I went with him to all the places I had formerly known in Ramallah and al-Bireh, and to new ones too.

Some of his poems had been published in the newspaper al-Ayyam and when he visited the House of Poetry, they offered to publish his first collection of verse in Palestinian dialect. He handed over to them his collection Mijana , and was both scared and happy.

Unexpectedly, I received some good news.

9. Things One Would Never Think Of

Anis came to me and said he’d been given the task of organizing a conference of Palestinian expatriates in Ramallah and that my brother Majid was among those invited.

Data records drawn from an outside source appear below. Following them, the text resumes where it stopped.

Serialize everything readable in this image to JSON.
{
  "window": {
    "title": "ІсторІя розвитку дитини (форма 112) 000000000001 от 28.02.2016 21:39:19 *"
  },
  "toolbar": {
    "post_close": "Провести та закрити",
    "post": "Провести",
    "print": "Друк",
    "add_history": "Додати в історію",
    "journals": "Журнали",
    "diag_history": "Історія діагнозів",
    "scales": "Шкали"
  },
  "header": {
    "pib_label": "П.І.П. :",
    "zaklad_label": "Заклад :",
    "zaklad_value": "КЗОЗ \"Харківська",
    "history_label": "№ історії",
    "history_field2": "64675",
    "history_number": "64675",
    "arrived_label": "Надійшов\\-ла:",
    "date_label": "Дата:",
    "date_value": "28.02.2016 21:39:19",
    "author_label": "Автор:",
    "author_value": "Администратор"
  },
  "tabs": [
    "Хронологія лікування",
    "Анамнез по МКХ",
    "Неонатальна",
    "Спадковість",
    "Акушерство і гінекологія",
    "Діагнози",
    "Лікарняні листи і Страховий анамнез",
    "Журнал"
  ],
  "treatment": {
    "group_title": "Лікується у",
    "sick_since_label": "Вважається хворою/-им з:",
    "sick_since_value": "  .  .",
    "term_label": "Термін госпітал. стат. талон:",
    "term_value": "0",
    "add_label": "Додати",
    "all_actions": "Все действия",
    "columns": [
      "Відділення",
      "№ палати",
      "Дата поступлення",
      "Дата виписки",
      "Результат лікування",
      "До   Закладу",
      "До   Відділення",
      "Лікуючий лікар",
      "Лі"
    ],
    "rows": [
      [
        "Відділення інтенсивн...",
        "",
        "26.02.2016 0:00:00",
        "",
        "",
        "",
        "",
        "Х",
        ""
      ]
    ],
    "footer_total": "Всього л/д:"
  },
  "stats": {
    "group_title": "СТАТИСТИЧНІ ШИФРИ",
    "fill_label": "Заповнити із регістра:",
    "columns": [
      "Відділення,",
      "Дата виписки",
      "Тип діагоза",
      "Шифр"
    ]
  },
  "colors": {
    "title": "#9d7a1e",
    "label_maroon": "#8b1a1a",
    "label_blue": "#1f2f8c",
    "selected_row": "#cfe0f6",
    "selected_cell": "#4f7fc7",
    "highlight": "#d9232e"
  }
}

Incredulously, I said to Anis, “But he doesn’t have a Palestinian identity card, so how will the Israelis allow him in?”

“We’re going to get week-long visitors’ permits for all the invitees.”

“They’ve agreed to that?”

“They’ve agreed.”

“When’s the conference?”

“Next week.”

Majid came from Doha to Amman. There our mother decided to come with him, to see me, Ramallah, and Deir Ghassanah.

On the promised day, I asked Tamim to go to Amman to accompany his grandmother and uncle on the journey. I took him as far as Jericho and he went on to Amman. Then the three of them returned together and the Alhambra was brought to life.

Majid, who hadn’t seen Ramallah since he’d gone there clandestinely on foot after the occupation in 1967, was in seventh heaven.

I had to make a great effort to prevent my mother from getting engrossed in straightening up the apartment and making improvements.

Nothing about my rented apartment pleased her. The kitchen was “the size of a needle’s eye,” of course. The living room set was “commercial furniture” and the arrangement of the chairs was “wrong — this way’s better.” She asked me to buy new kitchen equipment and what not. When she learned that I ate in restaurants, she said pityingly, “Restaurant food will make you sick, you poor thing. What could be better than home cooking?”